Book Review : Tom Piccirilli - The Last Deep Breath (2011)
Three years ago (or almost), American novelist Tom Piccirilli tragically passed away. I was a devoted fan of his work and the news just flattened me. Suddenly, I wasn't able to read his work anymore. It filled me with a fucked up sense of sadness and dread, knowing I would eventually run out of new material of his. I needed to grieve. It took me sometime, but I finally turned that corner and started reading Tom Piccirilli again. I picked up his novella The Last Deep Breath and instantly remembered one important thing: holy SMOKES that guy was good.
The Last Deep Breath is the story of Grey, a drifter and lady-killer with a special gift for attracting broken women who want him to murder their husband. That dynamic changes the day Grey's sister Ellie shows up on his doorstep with a knife jammed in her side. Grey takes care of her and nurses her back to health, but starts investigating about her troublesome life on the sideline. Grey is going to discover a world filled with low-rent swindlers, scam artists, predatory movie agents and other, more terrifying characters who swallowed his sister's soul.
So, here's what makes Tom Piccirilli great: hardboiled fiction overflowers with drifters getting in trouble with murderous femmes fatales. He was very aware of that and made his protagonist Grey aware of that, too. So, Grey is self-awarely looking for a way out of his cliché vicious cycle. He gets that opportunity for an earnest redemption when his estranged sister suddenly walks back into his life, reviving painful memories of foster homes. The Last Deep Breath openly challenges and deconstruct one of the oldest hardboiled clichés without compromising on any of the darkness or violence. That takes vision and skill to pull off.
She turned over in bed, ran her finger through the wet thatch of his chest hair, and said, "I want you to kill my husband."
Grey wasn't surprised. It seemed like every third woman he ran into wanted her husband dead.
No divorce. No let's get him into AA or rehab. No he's the father of my children, sweet baby Jesus he deserves a second change. No smack him in teeth and leave him bleeding in the gutter.
No mercy at all. These ladies played a serious game.
Read the extract I've quoted right above. Read it twice. I don't know any other authors who can pull off such a seamless blend of first and third person narration. Tom Piccirilli excels at both (i.e. Clown in the Moonlight), but it really rises above when doing that "fake first person narration" like an anonymous observer with his own quirks and biases was telling the story. It is what makes reading Piccirilli such a unique and powerful experience each time, whatever the novel/novella might be about. Few have mastered both form and storytelling the way he did.
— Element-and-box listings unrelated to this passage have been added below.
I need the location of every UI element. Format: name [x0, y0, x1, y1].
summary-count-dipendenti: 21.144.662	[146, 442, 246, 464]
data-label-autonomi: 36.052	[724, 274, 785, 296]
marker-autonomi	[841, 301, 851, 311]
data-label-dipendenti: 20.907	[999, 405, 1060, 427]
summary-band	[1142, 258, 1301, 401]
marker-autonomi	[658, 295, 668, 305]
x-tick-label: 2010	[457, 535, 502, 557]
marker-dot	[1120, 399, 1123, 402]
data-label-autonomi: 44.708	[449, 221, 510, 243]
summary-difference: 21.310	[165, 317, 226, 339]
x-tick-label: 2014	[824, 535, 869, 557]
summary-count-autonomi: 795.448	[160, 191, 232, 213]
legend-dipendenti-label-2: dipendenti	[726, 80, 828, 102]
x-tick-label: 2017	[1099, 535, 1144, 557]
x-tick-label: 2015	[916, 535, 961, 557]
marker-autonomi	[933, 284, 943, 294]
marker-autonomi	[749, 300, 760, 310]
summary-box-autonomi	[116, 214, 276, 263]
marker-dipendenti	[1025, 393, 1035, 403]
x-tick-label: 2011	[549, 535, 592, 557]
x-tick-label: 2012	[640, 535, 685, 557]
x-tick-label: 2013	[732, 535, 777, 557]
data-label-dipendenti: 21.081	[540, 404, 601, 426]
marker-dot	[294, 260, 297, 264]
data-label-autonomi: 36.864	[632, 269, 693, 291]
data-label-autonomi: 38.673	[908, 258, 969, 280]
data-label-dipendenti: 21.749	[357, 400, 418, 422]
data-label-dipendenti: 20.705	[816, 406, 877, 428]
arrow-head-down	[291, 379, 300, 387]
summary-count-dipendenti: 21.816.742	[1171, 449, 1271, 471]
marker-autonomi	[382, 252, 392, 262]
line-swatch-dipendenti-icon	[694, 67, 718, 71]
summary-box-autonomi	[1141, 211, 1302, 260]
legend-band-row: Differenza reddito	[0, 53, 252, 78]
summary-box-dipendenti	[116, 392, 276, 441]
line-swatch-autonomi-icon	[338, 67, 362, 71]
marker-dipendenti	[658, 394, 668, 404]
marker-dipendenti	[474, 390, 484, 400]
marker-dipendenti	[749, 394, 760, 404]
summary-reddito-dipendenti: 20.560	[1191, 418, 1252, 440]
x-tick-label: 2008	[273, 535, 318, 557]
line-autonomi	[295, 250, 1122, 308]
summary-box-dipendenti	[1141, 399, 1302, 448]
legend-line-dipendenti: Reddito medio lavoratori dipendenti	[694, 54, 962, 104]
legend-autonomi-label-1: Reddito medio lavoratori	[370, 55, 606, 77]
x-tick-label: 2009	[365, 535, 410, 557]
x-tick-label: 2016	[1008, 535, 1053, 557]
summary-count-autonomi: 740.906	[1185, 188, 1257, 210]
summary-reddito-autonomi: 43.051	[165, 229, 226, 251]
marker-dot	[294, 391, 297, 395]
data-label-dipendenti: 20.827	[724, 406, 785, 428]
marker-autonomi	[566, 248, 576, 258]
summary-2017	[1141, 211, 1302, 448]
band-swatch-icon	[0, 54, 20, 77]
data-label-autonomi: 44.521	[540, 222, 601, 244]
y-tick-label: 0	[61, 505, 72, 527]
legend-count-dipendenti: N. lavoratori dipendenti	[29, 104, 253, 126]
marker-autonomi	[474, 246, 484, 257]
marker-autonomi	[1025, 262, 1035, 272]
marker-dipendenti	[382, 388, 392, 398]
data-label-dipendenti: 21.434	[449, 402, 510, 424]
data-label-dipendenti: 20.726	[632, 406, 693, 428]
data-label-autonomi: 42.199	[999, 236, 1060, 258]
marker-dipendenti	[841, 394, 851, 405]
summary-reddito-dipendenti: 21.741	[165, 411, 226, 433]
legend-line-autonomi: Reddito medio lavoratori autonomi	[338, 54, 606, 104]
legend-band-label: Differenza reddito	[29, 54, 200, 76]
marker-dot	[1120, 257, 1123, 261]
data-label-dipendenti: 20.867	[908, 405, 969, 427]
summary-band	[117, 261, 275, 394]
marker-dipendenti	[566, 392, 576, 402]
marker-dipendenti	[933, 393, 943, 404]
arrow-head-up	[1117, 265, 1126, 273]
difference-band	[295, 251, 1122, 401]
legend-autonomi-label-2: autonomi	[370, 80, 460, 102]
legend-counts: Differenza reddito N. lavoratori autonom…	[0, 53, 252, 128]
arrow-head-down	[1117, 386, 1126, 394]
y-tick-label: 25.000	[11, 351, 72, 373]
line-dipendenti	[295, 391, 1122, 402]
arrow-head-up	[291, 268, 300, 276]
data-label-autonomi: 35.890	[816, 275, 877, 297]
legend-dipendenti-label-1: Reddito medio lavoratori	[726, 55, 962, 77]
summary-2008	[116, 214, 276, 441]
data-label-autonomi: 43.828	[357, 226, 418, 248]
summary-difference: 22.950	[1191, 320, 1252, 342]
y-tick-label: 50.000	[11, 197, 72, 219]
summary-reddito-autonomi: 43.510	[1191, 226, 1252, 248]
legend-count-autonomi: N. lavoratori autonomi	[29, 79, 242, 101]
The Last Deep Breath made me consider the ol' talent versus popularity conundrum again. There are celebrated authors in our culture who are considerably less talented than Tom Piccirilli at telling at story, yet earned widespread recognition for telling more predictable and comforting stories. Now that he isn't with us anymore, it's up to you and me to assure his legacy. Let's go wild, beautiful people. Let's cover Goodreads and Amazon with reviews of Tom Piccirilli's books. I promised to make my part in 2018 and I highly suggest you to start with The Last Deep Breath. It's fantastic in a dark and brooding way only Piccirilli could've come up with.